Parents work so hard bringing their children in to the world. From attending every prenatal appointment, fretting over the best vitamins, and researching the best gear—being a parent brings upon a world of wondering if a child is safe, healthy, and developing appropriately. Many first time parents are often concerned about their child’s motor development and whether they are hitting appropriate milestones. Parents with older children frequently compare babies to their older siblings and find themselves worried if their baby does not hit milestones at or before their siblings. Use this guide adapted from the CDC Milestone Moments to see if your child’s motor development is on track, and what you can do to help develop your child’s motor skills.
The importance of tummy time begins early—as soon as you bring your baby home! It is recommended that all infants be placed to sleep on their backs and babies do a lot of sleeping. Therefore, when your baby is awake, it is critical to their developing bones and muscles to be placed on their bellies, supervised, a few times each day, even if only for 2-3 minutes. At approximately two months of age, your baby should be able to bring its hands to the mouth and push its head up when placed on its belly. By four months old, your baby should be able to hold its head steady when the trunk is supported and push down with its legs when the feet are on a hard surface.
Around 5-6 months, a baby will be able to roll over—often times in both directions. Your baby should be able to roll over in at least one direction by the time it is six months old as well as reach for objects. Tummy time is again critical for developing the skill of rolling over. To facilitate reaching by your infant, use toys that make interesting noises to catch your baby’s attention. Most babies can supported sit around six months old and some are even able to sit independently. Do not worry if your baby cannot sit without support yet—that skill is often not developed until about 9 months.

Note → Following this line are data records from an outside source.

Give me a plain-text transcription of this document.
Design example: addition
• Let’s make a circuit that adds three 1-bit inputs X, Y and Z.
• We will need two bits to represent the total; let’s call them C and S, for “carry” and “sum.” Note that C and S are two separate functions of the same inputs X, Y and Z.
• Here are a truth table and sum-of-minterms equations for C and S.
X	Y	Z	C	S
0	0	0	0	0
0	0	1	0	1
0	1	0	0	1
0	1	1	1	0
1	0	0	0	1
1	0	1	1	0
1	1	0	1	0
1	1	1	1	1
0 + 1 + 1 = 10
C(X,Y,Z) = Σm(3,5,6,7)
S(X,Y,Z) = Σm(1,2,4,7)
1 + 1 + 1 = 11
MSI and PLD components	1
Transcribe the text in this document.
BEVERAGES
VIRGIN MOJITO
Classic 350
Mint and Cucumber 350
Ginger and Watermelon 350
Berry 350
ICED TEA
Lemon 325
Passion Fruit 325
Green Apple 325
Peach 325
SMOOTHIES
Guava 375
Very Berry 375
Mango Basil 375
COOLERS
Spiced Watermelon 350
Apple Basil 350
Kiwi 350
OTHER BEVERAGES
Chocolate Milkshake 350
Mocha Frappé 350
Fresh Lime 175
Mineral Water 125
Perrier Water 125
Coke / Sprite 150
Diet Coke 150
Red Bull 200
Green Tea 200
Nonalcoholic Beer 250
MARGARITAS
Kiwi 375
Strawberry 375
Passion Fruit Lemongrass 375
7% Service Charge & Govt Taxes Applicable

Between six and nine months, things really start to get interesting as your baby becomes mobile! Most babies begin to scoot or crawl, some even pulling up to stand and transferring themselves from laying down to sitting all on their own. One way to help your baby achieve these milestones is giving them plenty of supervised floor play time to explore and build those muscles. If by nine months, your baby does not bear weight on its legs, transfer objects between its hands, or sit supported, then it is important to bring these concerns up with your physician.
During this time is also when most babies begin to exhibit the “pincer” grasp, which is picking up small objects between the thumb and index finger and putting everything in their mouth! Now is a great time to introduce small, dissolvable yogurts or puffs designed for babies to work on this important fine motor milestone.
By 12 months, your child should be crawling, cruising, and maybe even standing and walking. If your child is not crawling or standing with support, make sure to discuss with your child’s doctor. Around the first birthday, a lot of parents get antsy that their child is not walking yet. It is completely normal for children to not take their first steps until 14 or even 16 months of age. Using a push toy is a great tool to help your child get ready to take those first steps. There is a lot to think about when it comes to your child’s first year of life! If you have concerns about your baby’s motor development, speak with your physician and ask if physical or occupational therapy are appropriate for helping your child meet their developmental milestones.